First off, there's a surprise from Netflix that audiences don't actually get hooked on a pilot. Given that that is how most shows are commissioned, on the basis of a strong pilot, it should serve as a warning that audiences are not as sucked in as executives would like to think by a clever piece of character development and a cliffhanger. Audiences will typically take three or four episodes until they clamour for "just another one" from the Netflix series menu. Perhaps unsurprisingly, "Breaking Bad" leads the field for Netflix with viewers getting hooked after two episodes, whereas the follow on series, "Better Call Saul" and others, such as "Orange is the New Black" and "Pretty Little Liars" average out at three or four episodes. At the other end of the spectrum, "How I Met Your Mother" and "Arrow" book took eight episodes before viewers committed to watching the rest of the series.

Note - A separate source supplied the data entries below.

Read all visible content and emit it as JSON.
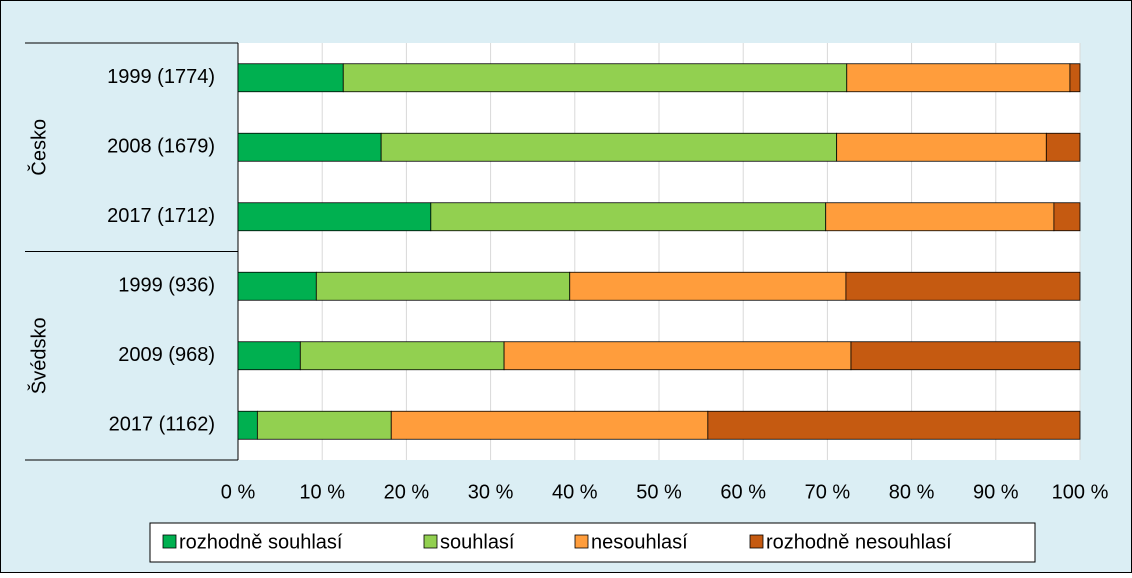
{
  "chart_data": {
    "type": "stacked-bar-horizontal",
    "groups": [
      {
        "name": "Česko",
        "categories": [
          "1999 (1774)",
          "2008 (1679)",
          "2017 (1712)"
        ]
      },
      {
        "name": "Švédsko",
        "categories": [
          "1999 (936)",
          "2009 (968)",
          "2017 (1162)"
        ]
      }
    ],
    "series": [
      {
        "name": "rozhodně souhlasí",
        "color": "#00b050",
        "values": [
          12.5,
          17.0,
          22.9,
          9.3,
          7.4,
          2.3
        ]
      },
      {
        "name": "souhlasí",
        "color": "#92d050",
        "values": [
          59.8,
          54.1,
          46.9,
          30.1,
          24.2,
          15.9
        ]
      },
      {
        "name": "nesouhlasí",
        "color": "#ff9d3c",
        "values": [
          26.5,
          24.9,
          27.1,
          32.8,
          41.2,
          37.6
        ]
      },
      {
        "name": "rozhodně nesouhlasí",
        "color": "#c55a11",
        "values": [
          1.2,
          4.0,
          3.1,
          27.8,
          27.2,
          44.2
        ]
      }
    ],
    "xlim": [
      0,
      100
    ],
    "xticks": [
      {
        "value": 0,
        "label": "0 %"
      },
      {
        "value": 10,
        "label": "10 %"
      },
      {
        "value": 20,
        "label": "20 %"
      },
      {
        "value": 30,
        "label": "30 %"
      },
      {
        "value": 40,
        "label": "40 %"
      },
      {
        "value": 50,
        "label": "50 %"
      },
      {
        "value": 60,
        "label": "60 %"
      },
      {
        "value": 70,
        "label": "70 %"
      },
      {
        "value": 80,
        "label": "80 %"
      },
      {
        "value": 90,
        "label": "90 %"
      },
      {
        "value": 100,
        "label": "100 %"
      }
    ],
    "grid": true,
    "legend": "bottom"
  }
}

The takeaway? Shows are commissioned on a pilot but viewers don't commit until at least a couple or more shows in. So there's a clear disconnect there. There may also be a thumbs up to content owners with short series to make them longer. If you have an audience after a three- or four-part series, the chances are they are committed enough to the show to carry on watching a full 12-episode season.

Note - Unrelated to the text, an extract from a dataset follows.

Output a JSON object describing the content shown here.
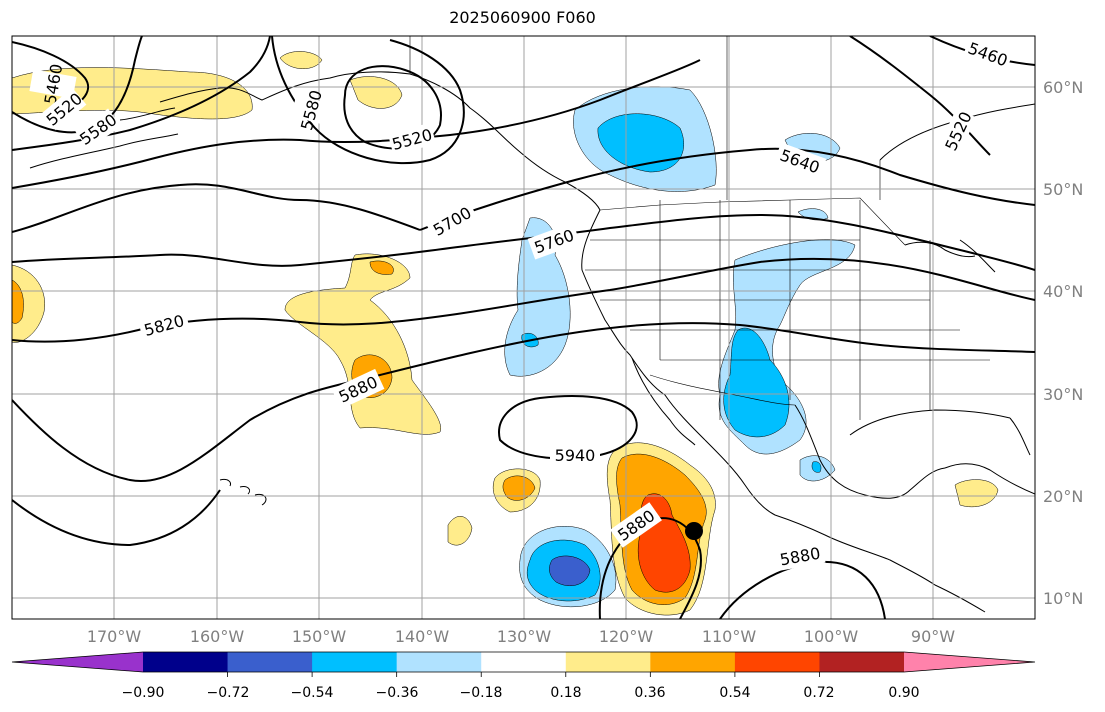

The other surprise comes from BDRC Continental's research, which suggests car hire companies get the most out of social media of any sector within travel. Really? Is is just me surprised by that more than four in five of those
surveyed said social media played a part in their brand choice? I have to be honest, it's a segment I detest because quotes are just rough guidelines to get you to sign up before you get slammed with
a bunch of charges and extra insurance options you'd be a fool not to take,
but will seriously ramp up the cost. I would heartily back a challenger brand who goes out there with the message that their price includes everything and the form you've filled out online won't need to be filled out again at a desk causing a queue of twenty people frustratedly waiting to start their trip.
Anyway, the researchers claims car hire success come through not being dry but weaving a narrative for social media followers that doesn't just stick to cars and offers on rates (which can be taken with a pinch of salt), but focuses more on the romance of the road, favourite journeys, most exhilarating trips, top destinations and driving tips.
So perhaps there's a link here. Creating engaging content that keep people tuned in, whether you're a Netflix show or a hire car company, relies on a long-term build up that gets people hooked and engaged. It's not all about the pilot or a single post, it's about developing story lines and creative content that stop people turning their attention elsewhere.
Data can surprise you sometimes but it can always teach marketers a lesson to double check their gut instinct and personal experiences against what the market is telling them.